Un champán para cada plato
El champán es tendencia. Un vino que conquista el mercado nacional y cuyas ventas suben año tras año como la espuma que crean sus finísimas burbujas. Su asombrosa versatilidad le hace apropiado para cualquier hora del día, pero también como perfecto acompañante de una comida. A este respecto, una “norma de oro”: en menús armonizados con distintos champanes, la potencia de estos siempre irá de menor a mayor. Y cuidado. Hay ciertas parejas de baile predestinadas a un imposible entendimiento con el espumoso galo: escabeches, salazones y alimentos en vinagre, con ajo o lima. Por otra parte, en el caso de un menú maridado, si el dispendio de adquirir varias botellas se considera excesivo –son vinos inevitablemente caros– siempre estará la opción de utilizar un gran reserva, millesime, etcétera... vinos con crianza que se adaptarán camaleónicamente a todos los platos. Algo también aplicable a los banquetes navideños. ¡Es la magia del champán!
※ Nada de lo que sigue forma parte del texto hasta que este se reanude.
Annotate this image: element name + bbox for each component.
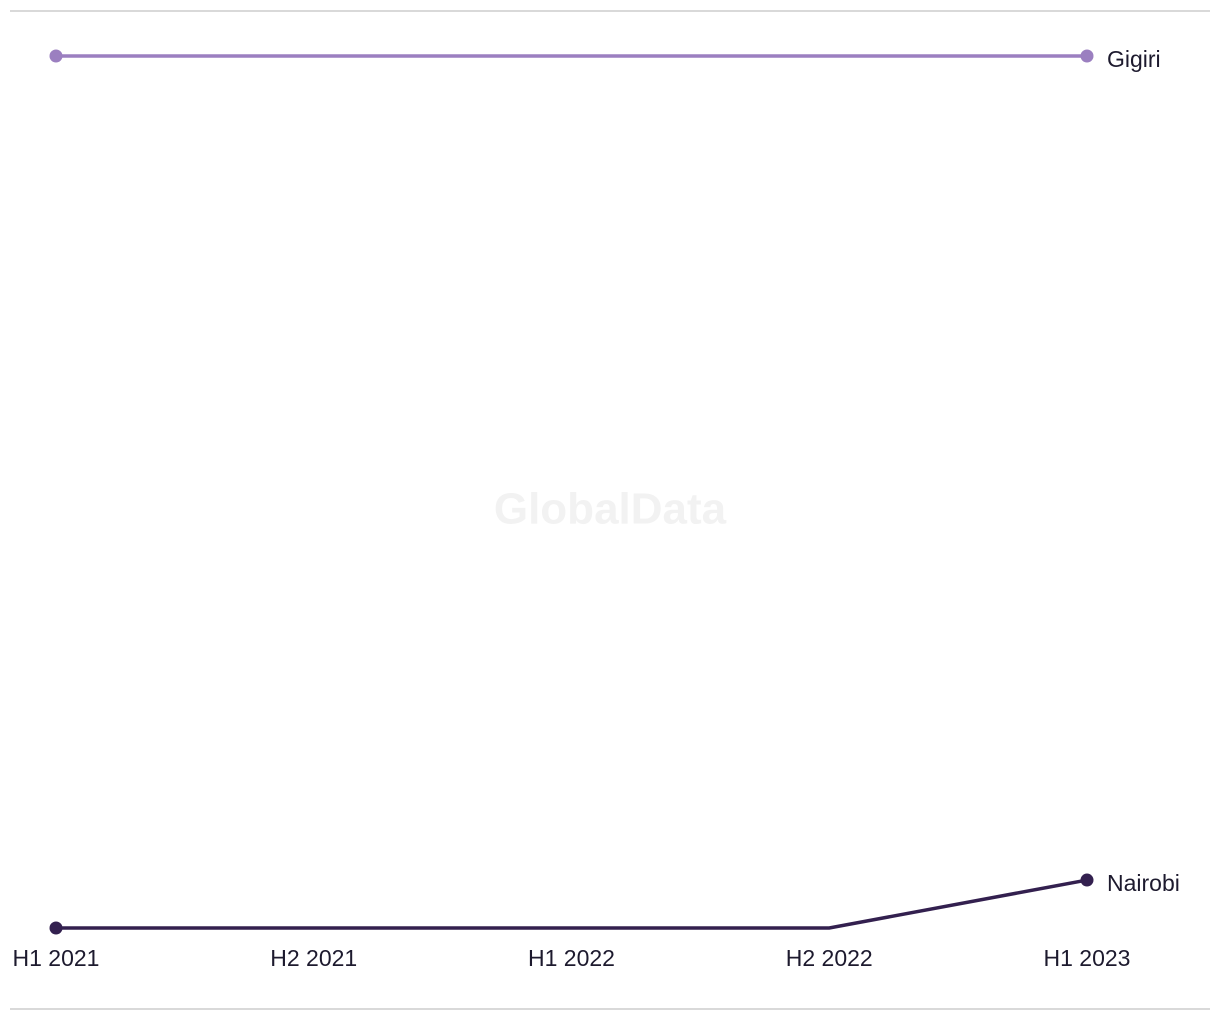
x-tick-label: H2 2021: [270, 945, 357, 971]
x-tick-label: H1 2022: [528, 945, 615, 971]
x-tick-label: H1 2021: [13, 945, 100, 971]
x-tick-label: H2 2022: [786, 945, 873, 971]
watermark: GlobalData: [494, 485, 727, 534]
x-tick-label: H1 2023: [1044, 945, 1131, 971]
series-dot: [49, 49, 63, 63]
series-label: Nairobi: [1107, 870, 1180, 896]
series-dot: [1080, 49, 1094, 63]
series-line: [56, 878, 1088, 930]
series-dot: [49, 921, 63, 935]
series-label: Gigiri: [1107, 46, 1161, 72]
series-dot: [1080, 873, 1094, 887]
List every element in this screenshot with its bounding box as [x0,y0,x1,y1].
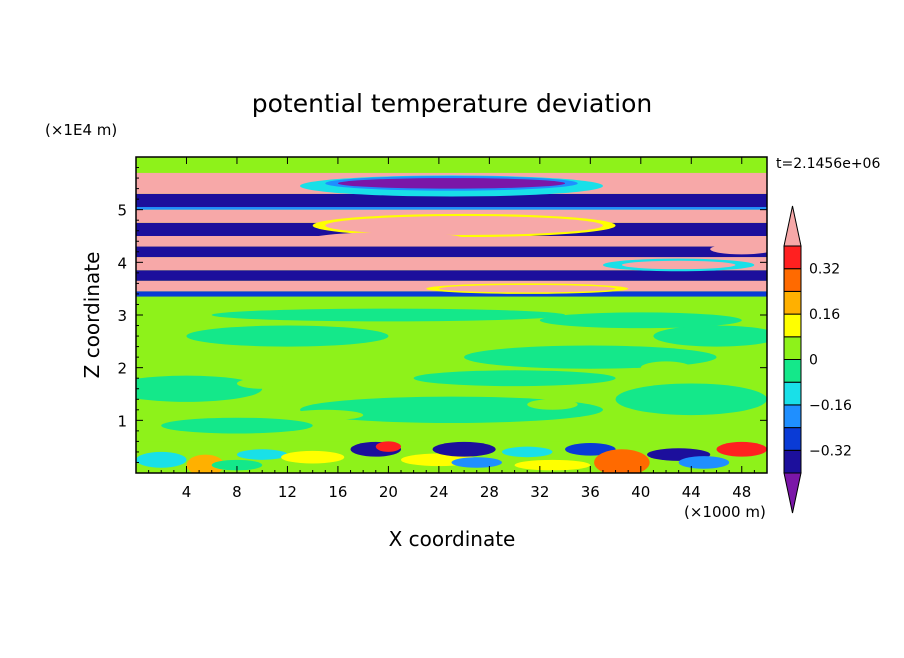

Langostinos en salsa agridulce
Deje volar su imaginación: ¡es Oriente! Partiendo de la base de que el champán es enemigo acérrimo del picante, siempre que se trate de platos especiados (jengibre, cardamomo, vainilla, cúrcuma...), curries mild, salteados orientales (soja) y, sobre todo, salsas agridulces, irán a las mil maravillas con un rosado complejo, de final dulzón y con matices especiados.
Perrier-Jouët Belle Époque Rosé 2004
Un blanc de noirs de uva chardonnay (45%), pinot noir (50%) y meunier. Envejecido de cinco a siete años, sus afrutados y toques de jengibre lo hacen ideal para platos orientales, especialmente con salsas mirin y agridulces (190e). De la misma casa, el Blason Rosé (47e), sensiblemente más barato, hará también un buen papel dada su fortaleza, riqueza en boca y final acidulado típico del rosado (idóneo para el regusto dulzón de los crustáceos).
Maridaje: en este universo oriental, hay que olvidar condimentos poderosos como la pimienta o el hinojo, curries picantes, tampoco sirve para los alimentos al tandoori (van adobados), los chilis... y en general, todo lo que sea excesivamente fuerte.